At 6:15PM this evening there were four moose in my yard, in a bunch: the cow and her two nearly grown calves that have been hanging around all year, and a bull who was rubbing his antlers on my trees. The bull is clearly in rut, and the cow seems receptive. The calves were standing to the side and making pathetic mewling noises, not at all happy with the situation. I didn’t dare get close to get a good photo. They weren’t even afraid of Deets, my Border Collie, who was freaking out.
I’ve never seen anything like this. Moose porn. I feel dirty.

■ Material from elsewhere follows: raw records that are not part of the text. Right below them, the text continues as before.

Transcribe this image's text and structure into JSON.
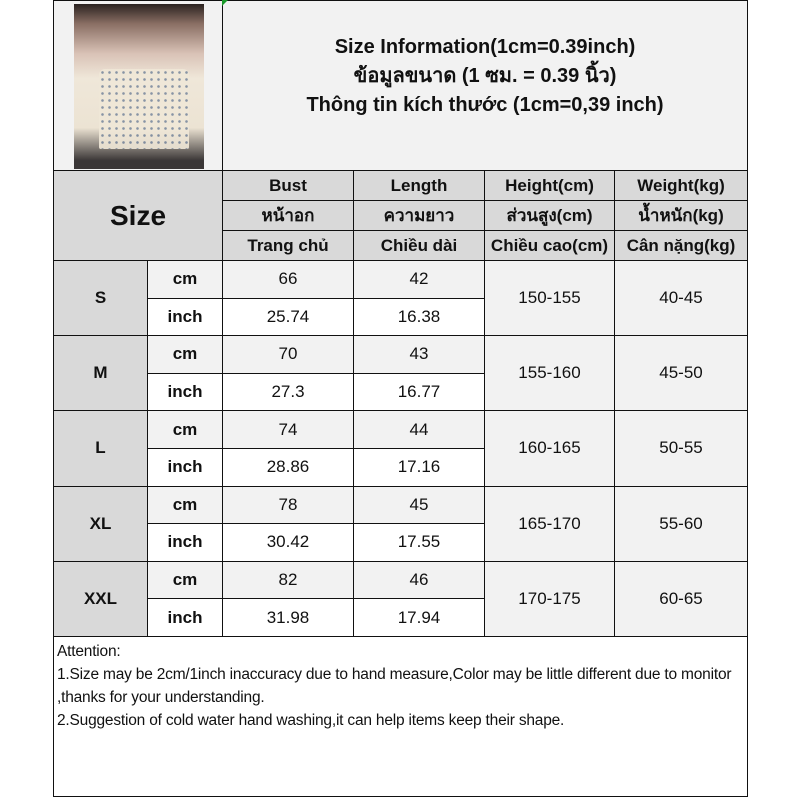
{
  "title_lines": [
    "Size Information(1cm=0.39inch)",
    "ข้อมูลขนาด (1 ซม. = 0.39 นิ้ว)",
    "Thông tin kích thước (1cm=0,39 inch)"
  ],
  "size_header": "Size",
  "columns": [
    {
      "en": "Bust",
      "th": "หน้าอก",
      "vi": "Trang chủ"
    },
    {
      "en": "Length",
      "th": "ความยาว",
      "vi": "Chiều dài"
    },
    {
      "en": "Height(cm)",
      "th": "ส่วนสูง(cm)",
      "vi": "Chiều cao(cm)"
    },
    {
      "en": "Weight(kg)",
      "th": "น้ำหนัก(kg)",
      "vi": "Cân nặng(kg)"
    }
  ],
  "units": {
    "cm": "cm",
    "inch": "inch"
  },
  "sizes": [
    {
      "name": "S",
      "cm": [
        "66",
        "42"
      ],
      "inch": [
        "25.74",
        "16.38"
      ],
      "height": "150-155",
      "weight": "40-45"
    },
    {
      "name": "M",
      "cm": [
        "70",
        "43"
      ],
      "inch": [
        "27.3",
        "16.77"
      ],
      "height": "155-160",
      "weight": "45-50"
    },
    {
      "name": "L",
      "cm": [
        "74",
        "44"
      ],
      "inch": [
        "28.86",
        "17.16"
      ],
      "height": "160-165",
      "weight": "50-55"
    },
    {
      "name": "XL",
      "cm": [
        "78",
        "45"
      ],
      "inch": [
        "30.42",
        "17.55"
      ],
      "height": "165-170",
      "weight": "55-60"
    },
    {
      "name": "XXL",
      "cm": [
        "82",
        "46"
      ],
      "inch": [
        "31.98",
        "17.94"
      ],
      "height": "170-175",
      "weight": "60-65"
    }
  ],
  "attention": [
    "Attention:",
    "1.Size may be 2cm/1inch inaccuracy due to hand measure,Color may be little different due to monitor ,thanks for your understanding.",
    "2.Suggestion of cold water hand washing,it can help items keep their shape."
  ],
  "colors": {
    "header_bg": "#d9d9d9",
    "light_bg": "#f2f2f2",
    "border": "#111111"
  }
}
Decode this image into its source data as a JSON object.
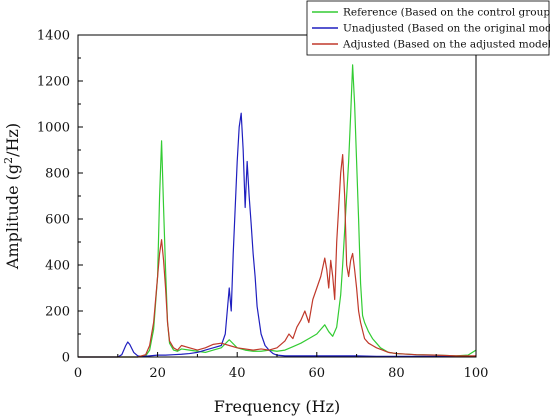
{
  "chart_data": {
    "type": "line",
    "xlabel": "Frequency (Hz)",
    "ylabel_prefix": "Amplitude (g",
    "ylabel_sup": "2",
    "ylabel_suffix": "/Hz)",
    "xlim": [
      0,
      100
    ],
    "ylim": [
      0,
      1400
    ],
    "xticks": [
      "0",
      "20",
      "40",
      "60",
      "80",
      "100"
    ],
    "yticks": [
      "0",
      "200",
      "400",
      "600",
      "800",
      "1000",
      "1200",
      "1400"
    ],
    "legend_position": "top-right",
    "grid": false,
    "series": [
      {
        "name": "Reference (Based on the control group)",
        "color": "#33cc33",
        "x": [
          0,
          10,
          15,
          17,
          18,
          19,
          20,
          20.5,
          21,
          21.5,
          22,
          22.5,
          23,
          24,
          25,
          26,
          28,
          30,
          32,
          34,
          36,
          38,
          40,
          42,
          44,
          46,
          48,
          50,
          52,
          54,
          56,
          58,
          60,
          61,
          62,
          63,
          64,
          65,
          66,
          66.5,
          67,
          67.5,
          68,
          68.5,
          69,
          69.5,
          70,
          70.5,
          71,
          71.5,
          72,
          73,
          74,
          75,
          76,
          78,
          80,
          85,
          90,
          95,
          98,
          100
        ],
        "y": [
          0,
          0,
          0,
          5,
          30,
          120,
          350,
          700,
          940,
          650,
          380,
          150,
          60,
          30,
          25,
          35,
          30,
          25,
          20,
          30,
          40,
          75,
          40,
          30,
          25,
          25,
          30,
          25,
          30,
          45,
          60,
          80,
          100,
          120,
          140,
          110,
          90,
          130,
          270,
          400,
          550,
          700,
          850,
          1050,
          1270,
          1100,
          850,
          600,
          320,
          180,
          150,
          110,
          80,
          60,
          40,
          20,
          15,
          10,
          8,
          5,
          8,
          30
        ]
      },
      {
        "name": "Unadjusted (Based on the original model)",
        "color": "#1f1fbf",
        "x": [
          0,
          10,
          11,
          12,
          12.5,
          13,
          14,
          15,
          16,
          18,
          20,
          22,
          24,
          26,
          28,
          30,
          32,
          34,
          36,
          37,
          38,
          38.5,
          39,
          39.5,
          40,
          40.5,
          41,
          41.5,
          42,
          42.5,
          43,
          43.5,
          44,
          44.5,
          45,
          46,
          47,
          48,
          49,
          50,
          52,
          55,
          60,
          65,
          70,
          75,
          80,
          90,
          100
        ],
        "y": [
          0,
          0,
          10,
          50,
          65,
          55,
          20,
          5,
          2,
          5,
          8,
          8,
          10,
          12,
          15,
          20,
          30,
          40,
          50,
          100,
          300,
          200,
          450,
          650,
          850,
          1000,
          1060,
          900,
          650,
          850,
          700,
          580,
          450,
          350,
          220,
          100,
          50,
          30,
          15,
          8,
          5,
          5,
          5,
          5,
          5,
          3,
          3,
          3,
          3
        ]
      },
      {
        "name": "Adjusted (Based on the adjusted model)",
        "color": "#c0392b",
        "x": [
          0,
          10,
          15,
          17,
          18,
          19,
          20,
          20.5,
          21,
          21.5,
          22,
          22.5,
          23,
          24,
          25,
          26,
          28,
          30,
          32,
          34,
          36,
          38,
          40,
          42,
          44,
          46,
          48,
          50,
          52,
          53,
          54,
          55,
          56,
          57,
          58,
          59,
          60,
          61,
          62,
          62.5,
          63,
          63.5,
          64,
          64.5,
          65,
          65.5,
          66,
          66.5,
          67,
          67.5,
          68,
          68.5,
          69,
          69.5,
          70,
          70.5,
          71,
          72,
          73,
          74,
          75,
          78,
          80,
          85,
          90,
          95,
          100
        ],
        "y": [
          0,
          0,
          0,
          10,
          50,
          150,
          350,
          450,
          510,
          420,
          300,
          150,
          70,
          40,
          30,
          50,
          40,
          30,
          40,
          55,
          60,
          50,
          40,
          35,
          30,
          35,
          30,
          40,
          70,
          100,
          80,
          130,
          160,
          200,
          150,
          250,
          300,
          350,
          430,
          380,
          300,
          420,
          350,
          250,
          500,
          650,
          800,
          880,
          700,
          400,
          350,
          420,
          450,
          380,
          300,
          200,
          150,
          80,
          60,
          50,
          40,
          20,
          15,
          10,
          8,
          5,
          5
        ]
      }
    ]
  }
}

When I first saw the pic I thought it was an elk farming operation, but the comments suggest we’re talking wild elk here. Is there any elk farming in Idaho? (I know of some in N Dakota.)
There is some elk farming in Idaho, but I’m not very familiar with it. In 2006 a whole lot of domesticated elk escaped (more than 100) up by Yellowstone Park. It had people very worried because they can spread diseases. I understand that some elk farms offer “hunting,” which I strongly disapprove of, as I do all canned hunting.
My hunter friends tell me that elk is the best game meat. I’ve eaten it and agree that it’s very good.
I’ve been told that elk can transmit the equivalent of mad cow disease to humans, and an acquaintance who would know no longer eats elk meat at BBQs in the US.
Just curious if we could get permission to post your photo on the Facebook page for the Rocky Mountain Elk Foundation. Thanks,
No problem. I think I already did, and I’ve already gotten 17 likes, but I don’t see it there.